1. We should believe our best scientific theories
2. Our best scientific theories make reference to/quantifier over abstract objects-- mathematical objects like numbers, sets and functions and non-mathematical abstract objects like types, forces and relations. Entities that theories refer to/quantifier over are called their ontic commitments.
3. Belief in our best scientific theories means belief in their ontic commitments.

C: We should believe in the existence of the abstract objects in our best scientific theories.

One and two seem uncontroversial. 3 can certainly be quibbled with and I spent a few years as a nominalist trying to think of ways to paraphrase out or find reasons to ignore the abstract objects among science's ontic commitments.
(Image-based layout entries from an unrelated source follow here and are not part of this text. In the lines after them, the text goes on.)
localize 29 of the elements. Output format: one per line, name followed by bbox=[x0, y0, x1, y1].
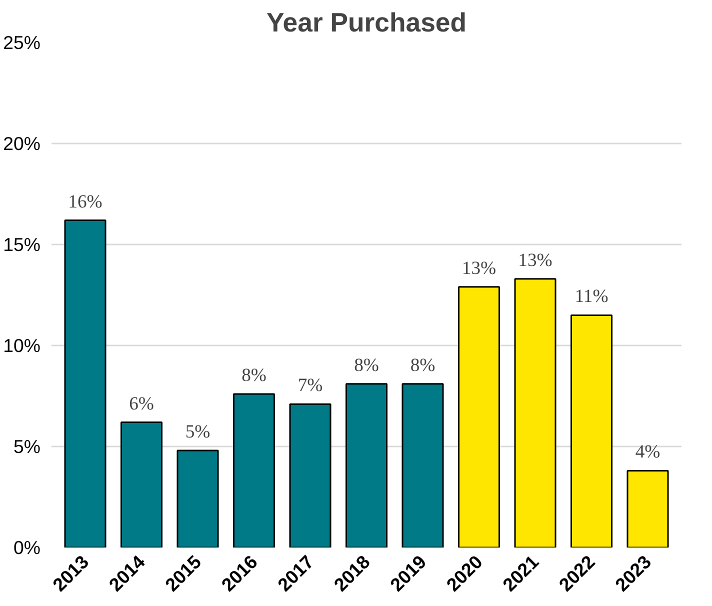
bar bbox=[233, 393, 275, 548]
data-label: 7% bbox=[298, 375, 323, 396]
data-label: 8% bbox=[410, 354, 436, 376]
bar bbox=[346, 383, 388, 548]
bar bbox=[402, 383, 444, 548]
y-tick-label: 5% bbox=[14, 436, 41, 457]
bar bbox=[570, 314, 612, 548]
y-tick-label: 10% bbox=[3, 335, 41, 356]
data-label: 4% bbox=[635, 442, 660, 463]
bar bbox=[626, 470, 669, 548]
bar bbox=[514, 278, 556, 548]
data-label: 13% bbox=[518, 250, 552, 271]
y-tick-label: 15% bbox=[3, 234, 41, 255]
bar bbox=[64, 220, 106, 548]
data-label: 8% bbox=[242, 364, 266, 386]
y-tick-label: 25% bbox=[3, 32, 41, 53]
data-label: 6% bbox=[129, 393, 154, 414]
chart-title: Year Purchased bbox=[266, 8, 467, 38]
bar bbox=[289, 403, 332, 548]
bar bbox=[176, 450, 219, 548]
bar bbox=[120, 422, 162, 548]
y-tick-label: 20% bbox=[3, 133, 41, 154]
bar bbox=[458, 286, 500, 548]
data-label: 5% bbox=[185, 422, 210, 443]
data-label: 16% bbox=[68, 191, 102, 212]
data-label: 11% bbox=[574, 286, 608, 308]
data-label: 13% bbox=[462, 258, 496, 279]
data-label: 8% bbox=[354, 354, 379, 376]
y-tick-label: 0% bbox=[14, 537, 41, 558]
Lots of people have done this and have occasionally demonstrated a bit of success. A guy named Hartry Field wrote a pretty cool book in which he axiomatizes Newtonian mechanics without reference to numbers or functions. But he was still incredibly far away from getting rid of abstract objects all together (lots of second order logic) and the resulting theory is totally unwieldy. At some point, personally, I just stopped seeing any reason to deny the existence of abstract objects. Letting them exists costs me nothing. It doesn't lead to false beliefs and requires far less philosophizing.

The concrete-abstract distinction still gets debated but a good first approximation is that concrete objects can be part of causal chains and are spatio-temporal while abstract objects are not. As for common-or-garden numbers: I see no reason to exclude them.